名探偵夢水清志郎事件ノート外伝・大江戸編

 大江戸編と銘打たれていますが、太平の時代ではなくて幕末のお話のようです。
 おなじみのキャラが江戸時代でそれぞれ役割を与えられています。レーチは長崎で岡っ引き。三姉妹は江戸の回船問屋の娘。真衣は長刀が得意で、美衣はかわら版を集めている。そして亜衣は草双紙にはまっている。あのオタクの亜衣が当時どんな草双紙を読んでいたか気になります。まさかあやしい洒落本にはまっていたわけでは……。
 そして夢水清志郎夢水清志郎左右衛門は当然「名探偵」。幕末に探偵なんて言葉があったかどうかは気にしない。仕方ありません。彼は謎を解いて人を幸せにする「名探偵」でしかありえないのですから。
 大江戸編なのにお話は大英帝国から始まります。で、長崎出島をまわり、江戸へ向かうあいだに夢水清志郎左右衛門はいくつの事件にぶつかり、次々と謎を解いていきます。江戸時代ですでに生態系にまで気を配れるとは、さすが夢水清志郎
 大江戸編の新キャラも何人か登場しており、後半はさらに盛り上がるか……!? 夢水清志郎左右衛門と徳利長屋の面々*1は、江戸を混乱させる幕府群と新政府軍に一泡吹かせようと、江戸城を消すいたずらをたくらみます。
 一般に幕末といえば、理想に燃える人々が新時代を築くためにがんばった時代と理解されていると思います。この時代に活躍した人物は今でも愛されている人がたくさんいます。なのにこの作品のスタンスは、平和が一番、天下国家なんか知らないというようなものです。夢水清志郎左右衛門は幕府側の勝海舟と新政府側の西郷隆盛を前にこう語ります。

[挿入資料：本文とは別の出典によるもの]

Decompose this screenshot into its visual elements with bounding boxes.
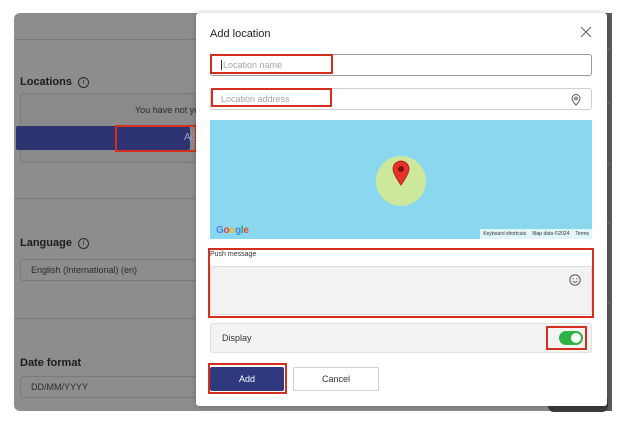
date-format-heading-label: Date format: [20, 357, 82, 369]
highlight-box: [546, 326, 587, 350]
map-attribution: Keyboard shortcuts Map data ©2024 Terms: [480, 229, 592, 239]
map-marker-icon[interactable]: [392, 160, 410, 186]
date-format-heading: Date format: [20, 357, 81, 369]
display-setting-row: Display: [210, 323, 592, 353]
google-logo-letter: e: [243, 225, 249, 236]
map-data-text: Map data ©2024: [532, 231, 570, 237]
highlight-box: [115, 125, 197, 152]
modal-title: Add location: [210, 28, 271, 40]
locations-heading: Locations i: [20, 76, 89, 88]
highlight-box: [208, 363, 287, 394]
section-divider: [14, 198, 204, 199]
close-icon[interactable]: [580, 26, 592, 38]
language-select[interactable]: English (International) (en): [20, 259, 204, 281]
highlight-box: [208, 248, 594, 318]
terms-link[interactable]: Terms: [575, 231, 589, 237]
language-select-value: English (International) (en): [31, 265, 138, 275]
language-heading: Language i: [20, 237, 89, 249]
highlight-box: [210, 54, 333, 74]
locations-empty-text: You have not ye: [135, 105, 200, 115]
language-heading-label: Language: [20, 237, 72, 249]
google-logo: Google: [216, 225, 249, 236]
keyboard-shortcuts-link[interactable]: Keyboard shortcuts: [483, 231, 526, 237]
display-label: Display: [222, 333, 252, 343]
info-icon[interactable]: i: [77, 76, 89, 88]
highlight-box: [211, 88, 332, 107]
locations-heading-label: Locations: [20, 76, 72, 88]
info-icon[interactable]: i: [77, 237, 89, 249]
map-pin-icon: [571, 94, 581, 106]
cancel-button[interactable]: Cancel: [293, 367, 379, 391]
date-format-select-value: DD/MM/YYYY: [31, 382, 89, 392]
section-divider: [14, 318, 204, 319]
map-view[interactable]: Google Keyboard shortcuts Map data ©2024…: [210, 120, 592, 239]
date-format-select[interactable]: DD/MM/YYYY: [20, 376, 204, 398]
section-divider: [14, 39, 204, 40]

 極端な話、将軍でも、天皇でも、どっちが政治をおこなってもかまわないんです。ぼくたちが望んでいるのは、幸せな生活、自由な世の中なんです。

 そして、幕府が守ろうとしていたもの、新政府軍が攻めようとしていたもの、江戸城を消してしまいます。象徴としての江戸城なんかどうでもいい、大事なのは庶民の生活。当たり前のことすぎて大声で主張するのは恥ずかしくなってしまいますが、間違いなくこれが真理です。それをてらいなく言い切ってしまうのがこのシリーズのすごさだと思います。
 しかし今回江戸城消失のトリックを仕掛けるのは夢水清志郎です。じゃあ彼は探偵じゃなくて犯人じゃないですか。人を幸せにするためだったらどっちでもいいのか。そういえば彼にはいたずらの癖がありましたね。

*1:簡単に徳利長屋の面々と書きましたが、たった2冊だけのつきあいなのにもうすっかりおなじみのキャラクターのように感じてしまっています。キャラクターで魅せる手腕は、さすがはやみねかおるならではです。